Radio 200’000 – D Kurve chläbt

Sommer, Sonne, Wind im Haar, eine Auswärtsfahrt ins Tessin und aus den Boxen dröhnt der Bass zu «D Kurve chläbt». Der Track würde an jedem Vereinslieder-Contest die Kategorie «ironische Songs über das Innenleben einer Fankurve» gewinnen –  denn er wäre fast immer der einzige Kandidat. Die Kurve ist schliesslich (fast) überall eine sehr… eeeernste Angelegenheit. Eine klebrige Südkurve haben die Jungs von Radio 200’000 als Mitglieder der Gruppierung «Hallygally» häufig erlebt. Angeblich sei Hallygally eigentlich ein BSC (Brettsportclub) – und damit ist nicht Schach gemeint. Als «Primitive Lyrics» gehörten Radio 200’000 MCs Anfang 90er-Jahre zu den Pionieren des Schweizer Hip Hop. Später dann vor allem auch graphisch tätig bei Quantensprüngen in der Entwicklung der Südkurven-Choreographien, der Graffiti-Bemalung der Mannschaftskabine unter Sportchef Fredy Bickel oder einer speziellen Kollektion an Fanutensilien. Aus Jux begannen sie unter neuem Namen wieder Musik zu machen. Ihr Titel «Eisprung» war in der Folge der Gassenhauer in Oberstufen-Skilagern von Flims bis  Obergoms mit einer genauen Anleitung für die Nachwuchshoffnungen unter den angehenden Vätern: «Am Tag X muesch eifach voll parat si wie i de 93. Minute de FC Züri!». Ausserdem tourten sie mit ihrem Züridütsch-Rap durch Costa Rica und traten am Open Air Frauenfeld auf. Mit dabei an Konzerten in der Schweiz häufig ein Grüppchen aus der Kurve und irgendein Typ, der aus dem Hintergrund «Hopp YB!» ruft. So wie früher, als es noch keine Sektorentrennung gab.

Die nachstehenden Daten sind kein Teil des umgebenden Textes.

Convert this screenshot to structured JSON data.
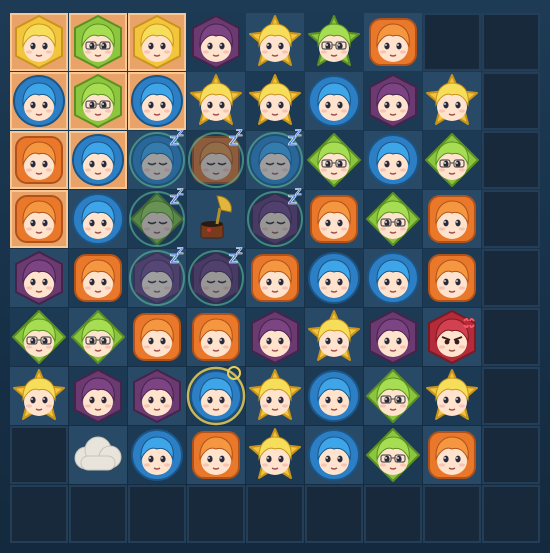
{
  "colors": {
    "blonde": {
      "fill": "#f2c53d",
      "hair": "#f7de5a",
      "shade": "#c9941c"
    },
    "green": {
      "fill": "#8cc63f",
      "hair": "#a6dd52",
      "shade": "#5c8f22"
    },
    "blue": {
      "fill": "#2c7fc4",
      "hair": "#3ea6e8",
      "shade": "#1b5485"
    },
    "orange": {
      "fill": "#e9782a",
      "hair": "#f59640",
      "shade": "#b0521a"
    },
    "purple": {
      "fill": "#6b3a70",
      "hair": "#7d4483",
      "shade": "#46234b"
    },
    "red": {
      "fill": "#b52b3a",
      "hair": "#d34050",
      "shade": "#7a1a24"
    }
  },
  "grid": {
    "rows": 9,
    "cols": 9,
    "cells": [
      [
        "blonde-hex",
        "green-hex",
        "blonde-hex",
        "purple-hex",
        "blonde-star",
        "green-star",
        "orange-square",
        "blocked",
        "blocked"
      ],
      [
        "blue-circle",
        "green-hex",
        "blue-circle",
        "blonde-star",
        "blonde-star",
        "blue-circle",
        "purple-hex",
        "blonde-star",
        "blocked"
      ],
      [
        "orange-square",
        "blue-circle",
        "blue-sleeping",
        "orange-sleeping",
        "blue-sleeping",
        "green-diamond",
        "blue-circle",
        "green-diamond",
        "blocked"
      ],
      [
        "orange-square",
        "blue-circle",
        "green-sleeping",
        "gramophone",
        "purple-sleeping",
        "orange-square",
        "green-diamond",
        "orange-square",
        "blocked"
      ],
      [
        "purple-hex",
        "orange-square",
        "purple-sleeping",
        "purple-sleeping",
        "orange-square",
        "blue-circle",
        "blue-circle",
        "orange-square",
        "blocked"
      ],
      [
        "green-diamond",
        "green-diamond",
        "orange-square",
        "orange-square",
        "purple-hex",
        "blonde-star",
        "purple-hex",
        "red-angry",
        "blocked"
      ],
      [
        "blonde-star",
        "purple-hex",
        "purple-hex",
        "blue-selected",
        "blonde-star",
        "blue-circle",
        "green-diamond",
        "blonde-star",
        "blocked"
      ],
      [
        "blocked",
        "cloud",
        "blue-circle",
        "orange-square",
        "blonde-star",
        "blue-circle",
        "green-diamond",
        "orange-square",
        "blocked"
      ],
      [
        "blocked",
        "blocked",
        "blocked",
        "blocked",
        "blocked",
        "blocked",
        "blocked",
        "blocked",
        "blocked"
      ]
    ],
    "highlighted": [
      [
        0,
        0
      ],
      [
        0,
        1
      ],
      [
        0,
        2
      ],
      [
        1,
        0
      ],
      [
        1,
        1
      ],
      [
        1,
        2
      ],
      [
        2,
        0
      ],
      [
        2,
        1
      ],
      [
        3,
        0
      ]
    ]
  }
}
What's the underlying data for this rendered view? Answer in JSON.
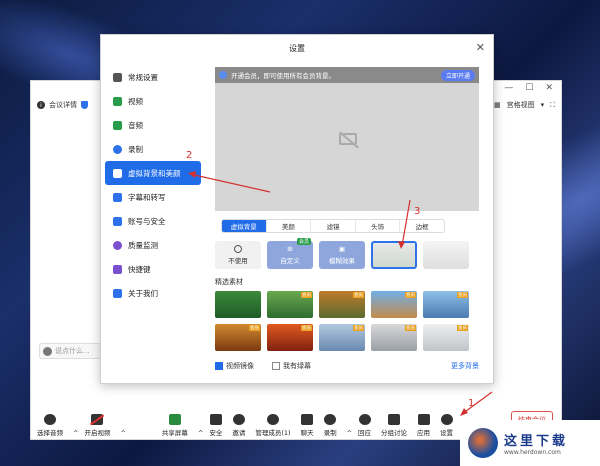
{
  "meeting": {
    "topbar": {
      "info": "会议详情",
      "view": "宫格视图"
    },
    "chat_placeholder": "说点什么...",
    "toolbar": [
      {
        "id": "audio",
        "label": "选择音频"
      },
      {
        "id": "video",
        "label": "开启视频"
      },
      {
        "id": "share",
        "label": "共享屏幕"
      },
      {
        "id": "security",
        "label": "安全"
      },
      {
        "id": "invite",
        "label": "邀请"
      },
      {
        "id": "members",
        "label": "管理成员(1)"
      },
      {
        "id": "chat",
        "label": "聊天"
      },
      {
        "id": "record",
        "label": "录制"
      },
      {
        "id": "react",
        "label": "回应"
      },
      {
        "id": "breakout",
        "label": "分组讨论"
      },
      {
        "id": "apps",
        "label": "应用"
      },
      {
        "id": "settings",
        "label": "设置"
      }
    ],
    "end_button": "结束会议"
  },
  "settings": {
    "title": "设置",
    "sidebar": [
      {
        "label": "常规设置",
        "color": "#555555"
      },
      {
        "label": "视频",
        "color": "#2a9d4a"
      },
      {
        "label": "音频",
        "color": "#2a9d4a"
      },
      {
        "label": "录制",
        "color": "#2d72e8"
      },
      {
        "label": "虚拟背景和美颜",
        "color": "#ffffff"
      },
      {
        "label": "字幕和转写",
        "color": "#2d72e8"
      },
      {
        "label": "账号与安全",
        "color": "#2d72e8"
      },
      {
        "label": "质量监测",
        "color": "#7a4fd0"
      },
      {
        "label": "快捷键",
        "color": "#7a4fd0"
      },
      {
        "label": "关于我们",
        "color": "#2d72e8"
      }
    ],
    "banner_text": "开通会员，即可使用所有会员背景。",
    "banner_button": "立即开通",
    "tabs": [
      "虚拟背景",
      "美颜",
      "滤镜",
      "头饰",
      "边框"
    ],
    "bg_options": [
      {
        "label": "不使用",
        "badge": ""
      },
      {
        "label": "自定义",
        "badge": "会员"
      },
      {
        "label": "模糊效果",
        "badge": ""
      },
      {
        "label": "",
        "badge": ""
      },
      {
        "label": "",
        "badge": ""
      }
    ],
    "section_title": "精选素材",
    "mirror_label": "视频镜像",
    "greenscreen_label": "我有绿幕",
    "more_label": "更多背景",
    "thumb_tag": "会员"
  },
  "annotations": [
    "1",
    "2",
    "3"
  ],
  "watermark": {
    "name": "这里下载",
    "url": "www.herdown.com"
  }
}
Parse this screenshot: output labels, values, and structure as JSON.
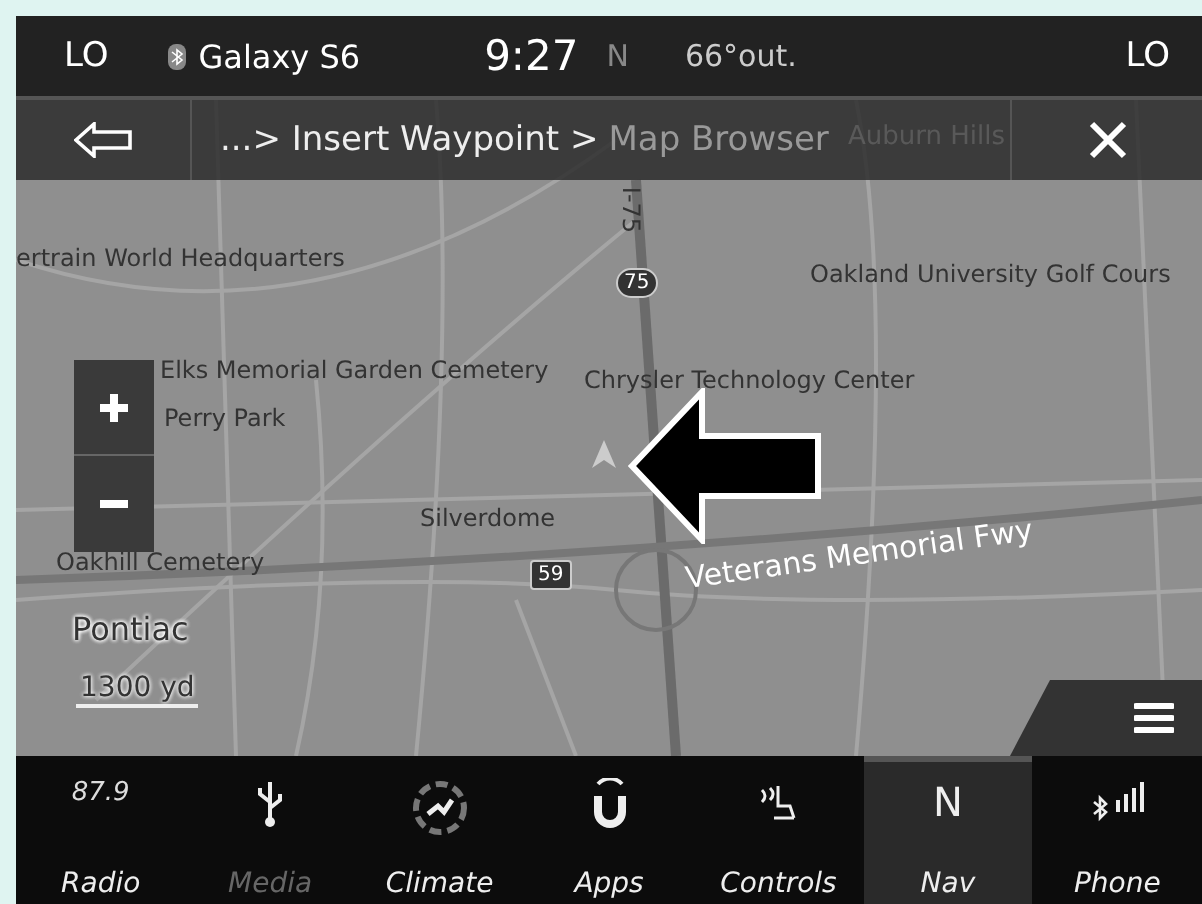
{
  "status_bar": {
    "left_temp": "LO",
    "phone": "Galaxy S6",
    "time": "9:27",
    "heading": "N",
    "outside_temp": "66°out.",
    "right_temp": "LO"
  },
  "breadcrumb": {
    "path": "...> Insert Waypoint >",
    "current": "Map Browser"
  },
  "map": {
    "labels": [
      {
        "text": "Auburn Hills",
        "kind": "faint"
      },
      {
        "text": "ertrain World Headquarters",
        "kind": "place"
      },
      {
        "text": "Oakland University Golf Cours",
        "kind": "place"
      },
      {
        "text": "Elks Memorial Garden Cemetery",
        "kind": "place"
      },
      {
        "text": "Perry Park",
        "kind": "place"
      },
      {
        "text": "Chrysler Technology Center",
        "kind": "place"
      },
      {
        "text": "Silverdome",
        "kind": "place"
      },
      {
        "text": "Oakhill Cemetery",
        "kind": "place"
      },
      {
        "text": "Veterans Memorial Fwy",
        "kind": "road"
      },
      {
        "text": "Pontiac",
        "kind": "city"
      },
      {
        "text": "I-75",
        "kind": "vertical"
      }
    ],
    "shields": [
      {
        "text": "75",
        "kind": "interstate"
      },
      {
        "text": "59",
        "kind": "state"
      }
    ],
    "scale": "1300 yd"
  },
  "nav_bar": [
    {
      "label": "Radio",
      "kind": "radio",
      "value": "87.9",
      "selected": false,
      "disabled": false
    },
    {
      "label": "Media",
      "kind": "usb",
      "selected": false,
      "disabled": true
    },
    {
      "label": "Climate",
      "kind": "climate",
      "selected": false,
      "disabled": false
    },
    {
      "label": "Apps",
      "kind": "apps",
      "selected": false,
      "disabled": false
    },
    {
      "label": "Controls",
      "kind": "controls",
      "selected": false,
      "disabled": false
    },
    {
      "label": "Nav",
      "kind": "nav",
      "value": "N",
      "selected": true,
      "disabled": false
    },
    {
      "label": "Phone",
      "kind": "phone",
      "selected": false,
      "disabled": false
    }
  ]
}
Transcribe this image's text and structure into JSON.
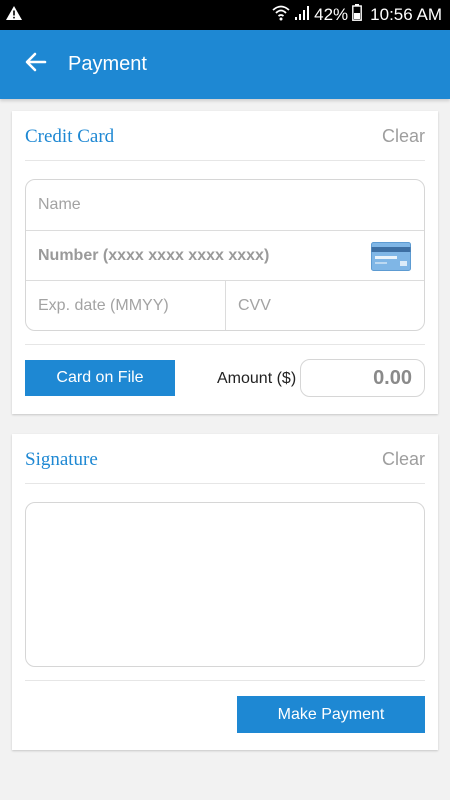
{
  "status_bar": {
    "alert_icon": "warning-triangle-icon",
    "wifi_icon": "wifi-icon",
    "signal_icon": "signal-bars-icon",
    "battery_icon": "battery-icon",
    "battery_percent": "42%",
    "time": "10:56 AM"
  },
  "app_bar": {
    "back_icon": "arrow-left-icon",
    "title": "Payment",
    "color": "#1e88d3"
  },
  "credit_card": {
    "title": "Credit Card",
    "clear_label": "Clear",
    "name_placeholder": "Name",
    "number_placeholder": "Number (xxxx xxxx xxxx xxxx)",
    "card_icon": "credit-card-icon",
    "exp_placeholder": "Exp. date (MMYY)",
    "cvv_placeholder": "CVV",
    "card_on_file_label": "Card on File",
    "amount_label": "Amount ($)",
    "amount_value": "0.00"
  },
  "signature": {
    "title": "Signature",
    "clear_label": "Clear",
    "make_payment_label": "Make Payment"
  }
}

FCZ Frauen – Alli gmeinsam

Ebenfalls auf Initiative eines Protagonisten aus der Südkurve geht «Alli gmeinsam» zurück. In der Geschichte des Fussballs gab es vor allem im deutschsprachigen Raum zu viele Fussballer, die zum Singen gezwungen worden sind. Das war bei den FCZ Frauen ganz offensichtlich anders. Produzent Sterneis („Pate des Zürcher Mundart-Rap“, Tages-Anzeiger) war sehr angetan von den Mädels: «Sie haben einiges auf dem Kasten». Nicht nur fussballerisch. Barla Deplazes, Cinzia Zehnder, Riana Fischer, Barbara Beutler und Co. schrieben auch ihre Texte selbst. Eine echte Vereinshymne! Klarer Favorit in der Kategorie «Singende Fussballerinnen»!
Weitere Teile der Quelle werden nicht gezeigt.